Risk management consultant Halbert Lindquist says the chances of a fatal securities crash are small in the U.S. banking industry.
But that doesn't mean bankers can rest easy.
The industry still has insufficient expertise in evaluating and monitoring complex securities, which means profitability is more at risk than many portfolio managers realize, Mr. Lindquist warns.
"The pace at which increasingly complex instruments have entered the market has been much more rapid than the ability of systems people to measure and monitor their risks," he says.
Mr. Lindquist is a principal at Lindquist, Stephenson & White Inc., a consultancy based in Tucson, Ariz.
The firm recently made a presentation at an American Bankers Association bank investments forum in New Orleans, and it counts several district Federal Home Loan Banks among its clients.
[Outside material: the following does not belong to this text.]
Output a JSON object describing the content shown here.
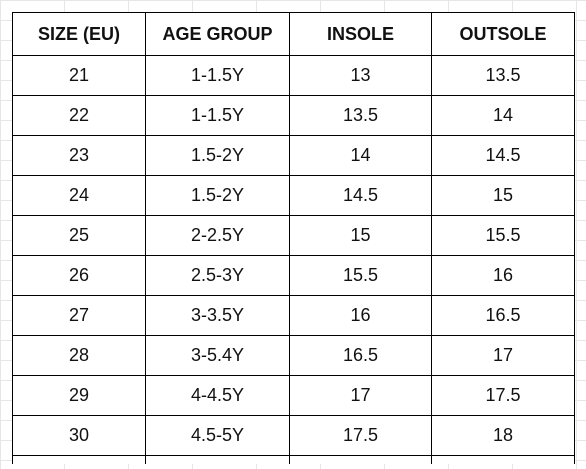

The point portfolio managers should not overlook, Mr. Lindquist contends, is that financial leverage can magnify seemingly modest securities losses into painful episodes.
"I don't think a Barings PLC situation is going to happen to a typical commercial bank," Mr. Lindquist said in a telephone interview. "On the other hand, a typical bank might have an amount equaling 100% of its capital in a securities portfolio. A 15% loss in that can mean a 15% loss on capital, which could impede a growth plan."
Bankers can minimize the risks of securities investments, Mr. Lindquist says, by avoiding a reliance on brokers' valuation models, either building or availing themselves of technical expertise, measuring risk, and developing contingency plans for interest rate changes.
A big problem with complex investment products, says principal Charles E. White, is independently assessing their values.
Often the consulting firm interjects itself between clients and brokers, questioning the valuation techniques used by the purveyors of exotic instruments.
The same brokers who sell a security often determine its price for buyers, Mr. White warns, and that's not healthy.
"The more complicated the security, the more likely it is to be mispriced," says Mr. White.
Potential exposure cuts two ways: Investors risk overpaying when they can't perform an independent assessment, and they risk being stuck with an unsalable instrument if the market turns against them.
"Independent pricing allows problems to be noticed before securities rot and fester in portfolio," says Mr. Lindquist, who holds an MBA from the University of Arizona.
In addition to providing independent prices on securities, Lindquist, Stephenson & White also measures risk by looking at what hypothetically would happen to securities and portfolios under extreme circumstances.
The value of such simulation exercises largely hinges on how well practitioners estimate the probability of each possible outcome. "We never put the probability of a particular event at zero," says Mr. Lindquist.
From that perspective, Mr. White says one of the most commonly misunderstood structured notes is the so-called range floater. This investment provides a coupon as long as some variable measure, such as the London interbank offered rate, stays within a specified band.
As an example, Mr. White pointed to a note with a range of 3% to 7%, issued when the Fed funds rate was 3%.
"As long as Libor stayed within that range, the bond provided a coupon," he says.
Bankers underestimated the probability of Libor's going outside that range - and were stuck with a zero coupon bond when it did.
"The dealer community did not emphasize what happens when Libor strays outside that range," says Mr. White.
But even when broker disclosure is robust and internal expertise is high, banks should not rest until they develop contingency plans, Mr. Lindquist says.